According to the results, it can be seen that the results obtained from the machine learning models are not stable. Compared to the deep learning model, only the BPNN can achieve better results than the RNN model. This is due to the fact that the accuracy of the network prediction is largely influenced by the data preprocessing, feature extraction, and model structure selection. Deep learning can achieve very strong results with an adaptive feature learning process and a reasonable network depth design. These results can be achieved under the premise of little or no data preprocessing. Compared with the other algorithm models, RDN achieves a significant performance improvement. The time for the forward operation of the RDN is approximately 112 ms. Although this result is not as good as the partial comparison model, the RDN model provides a better balance between time and accuracy. Therefore, it can be adopted to meet the real-time and accuracy requirements in industrial production.
4. Conclusions
In this paper, we propose to innovatively apply the idea of the DRRN, originally used for super-resolution image reconstruction, to the tool wear value detection problem. To be more suitable for this application, the network parameters and the structure are optimized based on the characteristics of the vibration signal, and the loss function is redesigned. In the preprocessing stage, a wavelet denoising procedure is used on the time domain signal of the acceleration sensor, and the redundant signals generated by each tool are segmented into multiple training samples to filter out noise and improve the robustness of the algorithm. Moreover, the DRRN is further improved. Specifically, the global residual, local residual, and dense network ideas are integrated together. A meta-structure, called the RDN, is proposed. To further alleviate the problem of gradient dispersion, BN layers and Dropout layers are added to the network; these have effectively improved the convergence of the network. The feasibility of this method is validated with the milling cutter wear value detection platform. In this experiment, the signal acquisition unit and the upper computer analysis unit are built; the proposed deep learning framework is used to predict the tool wear value. The experimental results demonstrate that the proposed tool wear value detection method is both efficient and accurate, has a clear workflow, and can adapt to the hardware system of most production environments. These results are promising, and indicate the RDN has the potential to meet the stringent requirements of real-time production environments.

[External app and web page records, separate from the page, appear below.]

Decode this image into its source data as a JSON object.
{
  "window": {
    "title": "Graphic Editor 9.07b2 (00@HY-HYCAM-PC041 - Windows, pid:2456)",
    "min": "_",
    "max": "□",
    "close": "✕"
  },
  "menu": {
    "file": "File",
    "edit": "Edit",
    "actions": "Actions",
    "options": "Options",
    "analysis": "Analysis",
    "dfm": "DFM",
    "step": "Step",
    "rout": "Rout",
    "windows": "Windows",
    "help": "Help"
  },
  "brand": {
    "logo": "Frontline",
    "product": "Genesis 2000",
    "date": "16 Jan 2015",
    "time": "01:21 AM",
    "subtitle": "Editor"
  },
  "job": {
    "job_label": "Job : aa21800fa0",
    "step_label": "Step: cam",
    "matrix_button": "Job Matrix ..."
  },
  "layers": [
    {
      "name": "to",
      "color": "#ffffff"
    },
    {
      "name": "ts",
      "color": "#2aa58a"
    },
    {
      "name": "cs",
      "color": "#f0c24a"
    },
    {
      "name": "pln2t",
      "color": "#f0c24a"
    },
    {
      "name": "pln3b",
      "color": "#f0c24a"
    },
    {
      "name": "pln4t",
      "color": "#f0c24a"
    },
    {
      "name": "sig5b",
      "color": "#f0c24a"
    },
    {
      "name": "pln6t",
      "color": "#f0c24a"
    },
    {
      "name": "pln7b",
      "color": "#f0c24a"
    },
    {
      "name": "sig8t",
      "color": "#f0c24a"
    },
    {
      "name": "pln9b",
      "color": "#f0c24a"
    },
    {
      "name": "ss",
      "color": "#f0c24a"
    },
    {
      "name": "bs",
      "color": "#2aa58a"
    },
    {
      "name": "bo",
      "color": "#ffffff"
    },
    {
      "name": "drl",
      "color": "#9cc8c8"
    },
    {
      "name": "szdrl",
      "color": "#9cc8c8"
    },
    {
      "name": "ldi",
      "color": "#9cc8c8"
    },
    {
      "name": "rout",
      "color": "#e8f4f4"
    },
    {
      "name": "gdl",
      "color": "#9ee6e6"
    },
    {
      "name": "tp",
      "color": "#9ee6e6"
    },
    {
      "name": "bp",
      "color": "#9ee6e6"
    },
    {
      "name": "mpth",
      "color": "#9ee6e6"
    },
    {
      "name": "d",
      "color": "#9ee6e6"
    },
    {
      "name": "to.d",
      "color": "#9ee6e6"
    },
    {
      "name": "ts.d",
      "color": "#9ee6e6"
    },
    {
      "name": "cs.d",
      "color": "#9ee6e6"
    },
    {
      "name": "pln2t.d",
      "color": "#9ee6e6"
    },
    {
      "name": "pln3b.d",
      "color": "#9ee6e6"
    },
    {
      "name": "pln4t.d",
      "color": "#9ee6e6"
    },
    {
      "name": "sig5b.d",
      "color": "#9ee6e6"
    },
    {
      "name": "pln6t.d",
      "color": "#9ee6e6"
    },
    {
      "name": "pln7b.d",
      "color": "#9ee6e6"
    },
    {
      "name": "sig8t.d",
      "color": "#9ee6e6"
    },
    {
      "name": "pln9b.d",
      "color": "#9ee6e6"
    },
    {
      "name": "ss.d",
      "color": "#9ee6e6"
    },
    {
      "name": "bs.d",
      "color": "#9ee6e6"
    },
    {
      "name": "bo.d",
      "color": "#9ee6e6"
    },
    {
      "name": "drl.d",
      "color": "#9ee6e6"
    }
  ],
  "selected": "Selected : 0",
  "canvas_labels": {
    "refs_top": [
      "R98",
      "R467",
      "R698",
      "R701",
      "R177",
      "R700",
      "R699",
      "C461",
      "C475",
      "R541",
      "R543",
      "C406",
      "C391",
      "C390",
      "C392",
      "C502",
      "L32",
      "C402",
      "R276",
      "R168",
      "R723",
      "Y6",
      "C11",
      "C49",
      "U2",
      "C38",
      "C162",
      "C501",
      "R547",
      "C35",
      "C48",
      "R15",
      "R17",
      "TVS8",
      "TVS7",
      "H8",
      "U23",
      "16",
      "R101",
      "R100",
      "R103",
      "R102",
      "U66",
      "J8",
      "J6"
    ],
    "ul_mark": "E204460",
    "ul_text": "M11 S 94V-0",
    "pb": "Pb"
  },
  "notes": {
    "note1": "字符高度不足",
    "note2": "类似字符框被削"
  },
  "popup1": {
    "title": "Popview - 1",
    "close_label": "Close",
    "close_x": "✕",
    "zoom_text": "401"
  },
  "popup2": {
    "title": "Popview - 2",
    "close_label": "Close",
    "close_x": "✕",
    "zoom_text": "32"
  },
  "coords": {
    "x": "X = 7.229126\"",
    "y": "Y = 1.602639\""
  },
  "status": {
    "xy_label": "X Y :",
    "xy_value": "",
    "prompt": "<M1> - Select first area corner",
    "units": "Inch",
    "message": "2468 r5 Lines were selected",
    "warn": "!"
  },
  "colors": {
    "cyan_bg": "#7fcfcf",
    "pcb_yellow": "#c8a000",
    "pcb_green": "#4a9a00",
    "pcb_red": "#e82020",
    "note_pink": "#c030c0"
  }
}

In practical production, the working procedures and site conditions are often complicated and variable. The proposed signal acquisition method and prediction model are restricted by the training data volume and processing method, which may not be applicable to arbitrary working conditions. In the future research, the following two directions are worthy of further investigation. First, from the signal acquisition perspective, the generalization capability of the prediction model can be improved by using multiple sensors to monitor the processing. The RDN approach can be extended to combine multisource data fusion technology with deep learning theory. Second, from the perspective of network design, the network prediction performance can be further improved by combining CNNs with other intelligent models.